Évidemment, impossible d’avoir des éléments sur l’avancée de l’enquête ce lundi soir de la part des gendarmes présents. Il s’avère que parmi les actes répertoriés, 90 % ont touché des juments, tout âge, toute race, les chevaux ne sont donc pas pour autant à l’abri de ces sévices. Ceux-ci se sont produits aussi bien de jour que de nuit.

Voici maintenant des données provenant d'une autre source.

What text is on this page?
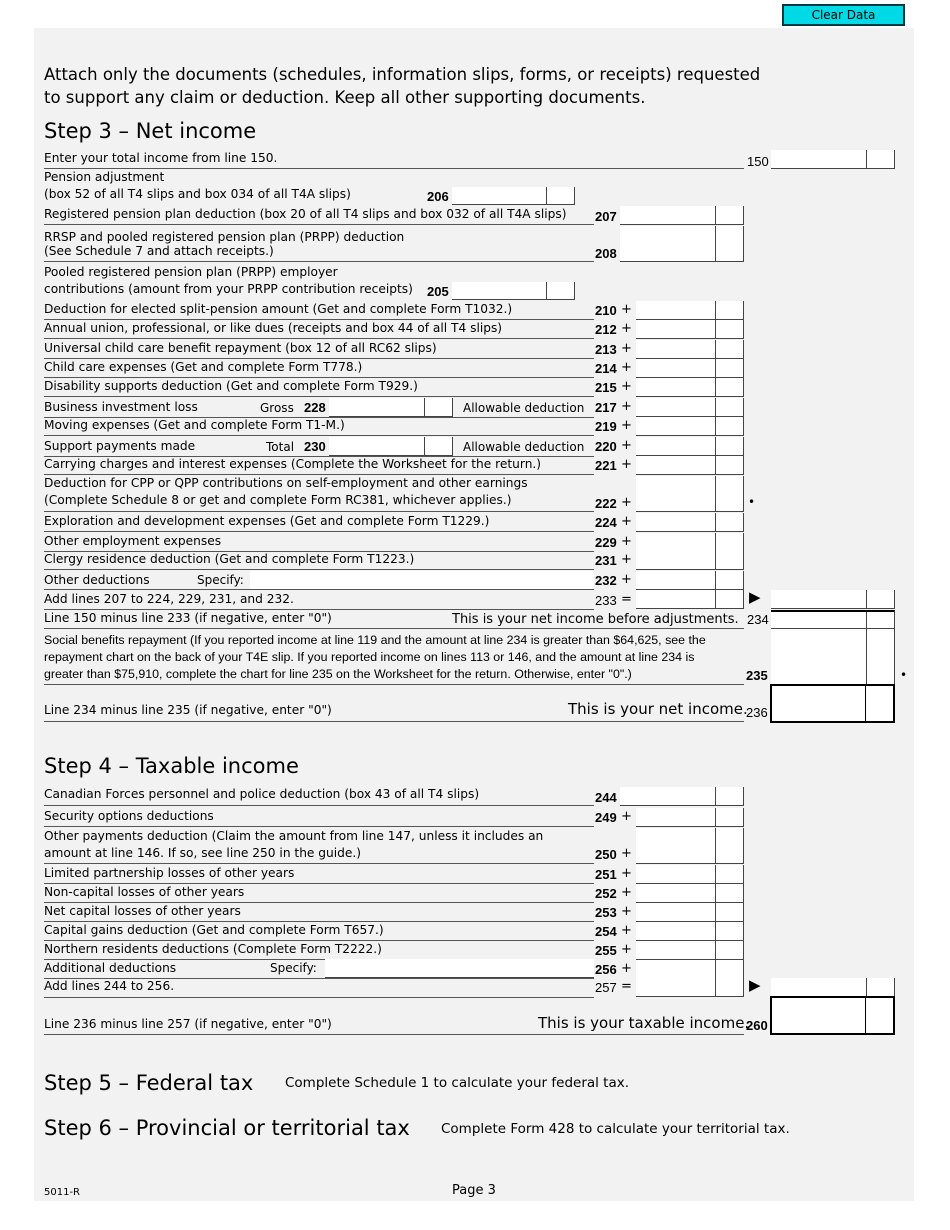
Clear Data
Attach only the documents (schedules, information slips, forms, or receipts) requested
to support any claim or deduction. Keep all other supporting documents.
Step 3 – Net income
Enter your total income from line 150.	150
Pension adjustment
(box 52 of all T4 slips and box 034 of all T4A slips)	206
Registered pension plan deduction (box 20 of all T4 slips and box 032 of all T4A slips) 207
RRSP and pooled registered pension plan (PRPP) deduction
(See Schedule 7 and attach receipts.)	208
Pooled registered pension plan (PRPP) employer
contributions (amount from your PRPP contribution receipts) 205
Deduction for elected split-pension amount (Get and complete Form T1032.)	210 +
Annual union, professional, or like dues (receipts and box 44 of all T4 slips)	212 +
Universal child care benefit repayment (box 12 of all RC62 slips)	213 +
Child care expenses (Get and complete Form T778.)	214 +
Disability supports deduction (Get and complete Form T929.)	215 +
Business investment loss	Gross 228	Allowable deduction 217 +
Moving expenses (Get and complete Form T1-M.)	219 +
Support payments made	Total 230	Allowable deduction 220 +
Carrying charges and interest expenses (Complete the Worksheet for the return.)	221 +
Deduction for CPP or QPP contributions on self-employment and other earnings
(Complete Schedule 8 or get and complete Form RC381, whichever applies.)	222 +	•
Exploration and development expenses (Get and complete Form T1229.)	224 +
Other employment expenses	229 +
Clergy residence deduction (Get and complete Form T1223.)	231 +
Other deductions	Specify:	232 +
Add lines 207 to 224, 229, 231, and 232.	233 =	▶
Line 150 minus line 233 (if negative, enter "0")	This is your net income before adjustments. 234
Social benefits repayment (If you reported income at line 119 and the amount at line 234 is greater than $64,625, see the
repayment chart on the back of your T4E slip. If you reported income on lines 113 or 146, and the amount at line 234 is
greater than $75,910, complete the chart for line 235 on the Worksheet for the return. Otherwise, enter "0".)	235	•
Line 234 minus line 235 (if negative, enter "0")	This is your net income.
236
Step 4 – Taxable income
Canadian Forces personnel and police deduction (box 43 of all T4 slips)	244
Security options deductions	249 +
Other payments deduction (Claim the amount from line 147, unless it includes an
amount at line 146. If so, see line 250 in the guide.)	250 +
Limited partnership losses of other years	251 +
Non-capital losses of other years	252 +
Net capital losses of other years	253 +
Capital gains deduction (Get and complete Form T657.)	254 +
Northern residents deductions (Complete Form T2222.)	255 +
Additional deductions	Specify:	256 +
Add lines 244 to 256.	257 =	▶
Line 236 minus line 257 (if negative, enter "0")	This is your taxable income.
260
Step 5 – Federal tax Complete Schedule 1 to calculate your federal tax.
Step 6 – Provincial or territorial tax Complete Form 428 to calculate your territorial tax.
5011-R	Page 3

Si les gendarmes s’orientent sur différents profils (les paris stupides sur Internet, les dérives sectaires, les groupes "antichevaux", etc.), il ne faut pas non plus exclure le côté opportuniste : de vieilles querelles de voisinage dont la vengeance passerait par ce monde opératoire tendance.
Si les gendarmes n’avaient donc aucun élément à donner à ce niveau-là, ils se sont malgré tout voulu rassurants : « il ne faut pas surestimer ces gens-là, ils laissent aussi des éléments lors de leurs passages » … Et ils ont insisté à plusieurs reprises sur un point : aussi traumatisants que soient ces actes ne surtout pas chercher à faire justice soi-même !

Les bovins maintenant

Après l’attaque des trois veaux la semaine dernière, l’inquiétude gagne aussi les éleveurs bovins. « Les dispositifs sont les mêmes que pour les chevaux en terme de prévention : tout élément de détecteur de présence, caméra de chasse, tournée régulière, des animaux le plus regroupés possible, etc. », détaille l’adjudante-chef, bien consciente que la surveillance et la vulnérabilité des troupeaux est d’autant plus importante quand il s’agit de bovins ! Les affaires sont traitées par la même cellule pour regrouper au maximum les éléments et mutualiser les moyens.

Plus d’informations

Plus d’informations

Pour connaître le correspondant sécurité de votre secteur, rendez-vous sur le site www.referentsurete.fr

Ce dispositif étant national, vous obtiendrez également les renseignements sur les départements limitrophes si vous avez des animaux ailleurs qu’en Saône-et-Loire.
Trois autres réunions organisées par les référents sûreté en prévention technique de la malveillance sont programmées et ouvertes à tous :
- le lundi 26 octobre à 19 h à la salle Jayet à Charolles,
- le lundi 2 novembre à 19 h au poney club des Campanettes à Flacey-en-Bresse,
- le lundi 9 novembre, à 19 h au parc des expositions Eduen à Autun.

Lors de la réunion au domaine équestre de Laizé, une dizaine de propriétaires d'équidés étaient présents.